Sarah Ockler’s Twenty Boy Summer

Anna Riley has lived next door to her two best friends, older brother Matt and younger sister Frankie, since diapers. It starts out with Anna, the narrator and main character, telling us about her fifteenth birthday party. She made a wish on her birthday candle to make Matt kiss her. Anna’s had a major crush on Matt since she was, like, ten. Somehow, the birthday gods grant her wish and they end up kissing.

After a month of sneaking out at night to talk, look at the stars, and kiss, they make a promise to wait to tell Frankie about their newfound love for each other, hoping she won’t freak out. Matt decides to tell his sister on their vacation, where they’ll be at Zanzibar Bay in ol’ sunny Cali.

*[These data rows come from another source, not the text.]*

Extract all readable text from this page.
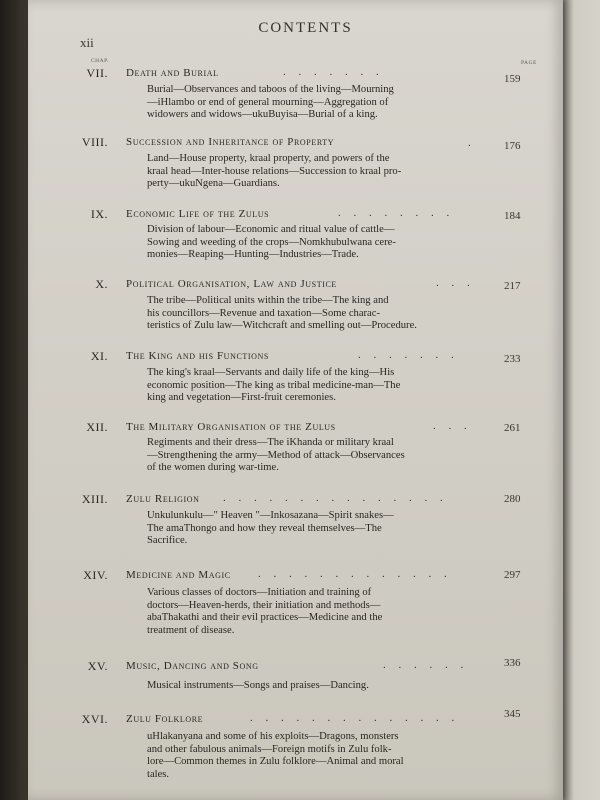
CONTENTS
xii
CHAP.	PAGE
VII. Death and Burial	. . . . . . .
159
Burial—Observances and taboos of the living—Mourning
—iHlambo or end of general mourning—Aggregation of
widowers and widows—ukuBuyisa—Burial of a king.
VIII. Succession and Inheritance of Property	.	176
Land—House property, kraal property, and powers of the
kraal head—Inter-house relations—Succession to kraal pro-
perty—ukuNgena—Guardians.
IX. Economic Life of the Zulus	. . . . . . . .	184
Division of labour—Economic and ritual value of cattle—
Sowing and weeding of the crops—Nomkhubulwana cere-
monies—Reaping—Hunting—Industries—Trade.
X. Political Organisation, Law and Justice	. . .	217
The tribe—Political units within the tribe—The king and
his councillors—Revenue and taxation—Some charac-
teristics of Zulu law—Witchcraft and smelling out—Procedure.
XI. The King and his Functions	. . . . . . .	233
The king's kraal—Servants and daily life of the king—His
economic position—The king as tribal medicine-man—The
king and vegetation—First-fruit ceremonies.
XII. The Military Organisation of the Zulus	. . .	261
Regiments and their dress—The iKhanda or military kraal
—Strengthening the army—Method of attack—Observances
of the women during war-time.
XIII. Zulu Religion . . . . . . . . . . . . . . .	280
Unkulunkulu—" Heaven "—Inkosazana—Spirit snakes—
The amaThongo and how they reveal themselves—The
Sacrifice.
XIV. Medicine and Magic . . . . . . . . . . . . .	297
Various classes of doctors—Initiation and training of
doctors—Heaven-herds, their initiation and methods—
abaThakathi and their evil practices—Medicine and the
treatment of disease.
XV. Music, Dancing and Song	. . . . . .	336
Musical instruments—Songs and praises—Dancing.
XVI. Zulu Folklore	. . . . . . . . . . . . . .	345
uHlakanyana and some of his exploits—Dragons, monsters
and other fabulous animals—Foreign motifs in Zulu folk-
lore—Common themes in Zulu folklore—Animal and moral
tales.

Tragedy strikes when the day before their big trip, the three of them get into a car accident and Matt dies. Anna can never tell Frankie about Matt and her, she’d be breaking her promise, and now Frankie will never know now that Matt is dead.

And that’s just the first two chapters!

After a year has past, the third chapter brings us to the present. Frankie has found her own way of grieving, becoming boy-obsessed and overly flirty. Anna has become attached to anything that reminds her of Matt, writing letters to her ghost-lover in her journal she never leaves the house without.

Frankie and Matt’s mom, Jayne, grieves by buying and buying furniture and decorations, becoming a fanatic in interior decorating. She decorates every room in her house, except for Matt's. It’s still the way it’s been over a year ago. Red, their father, grieves by trying to make everyone happy and keeping the family together.

Soon, Jayne and Red come up with the idea of going back to Zanzibar Bay, their annual summer vacation, this time taking Anna along for the fun. This is when Frankie and Anna plan on meeting twenty boys the whole three weeks of living in a rented beach house. When they first arrive, it’s difficult for everyone. All the memories are just too much. Zanzibar Bay is just like Matt always described to Anna through postcards that she still has locked up in her room.

Throughout those three weeks, Anna meets a boy named Sam, starts to forgive but not forget, and move on with her life. After a couple ups and downs with Frankie, they make it out together, closer than ever. Anna realizes that people don’t have a before and an after. They just change into something beautiful, yet stay themselves.

This book will make you laugh and cry. It will make your heart speed up with anticipation, with dread, with the heavy feeling of grief. Sarah Ockler is an amazing writer. I seriously related to Anna and felt what she felt. So much so, that I had to put the book down to stop myself from hysterical crying in the middle of study hall, which would have been very embarrassing.

Sarah Ockler has another book that was published this past December, Fixing Delilah. I hope to read this one soon and am adding it to my summer reading list. I would definitely suggest this book for anyone!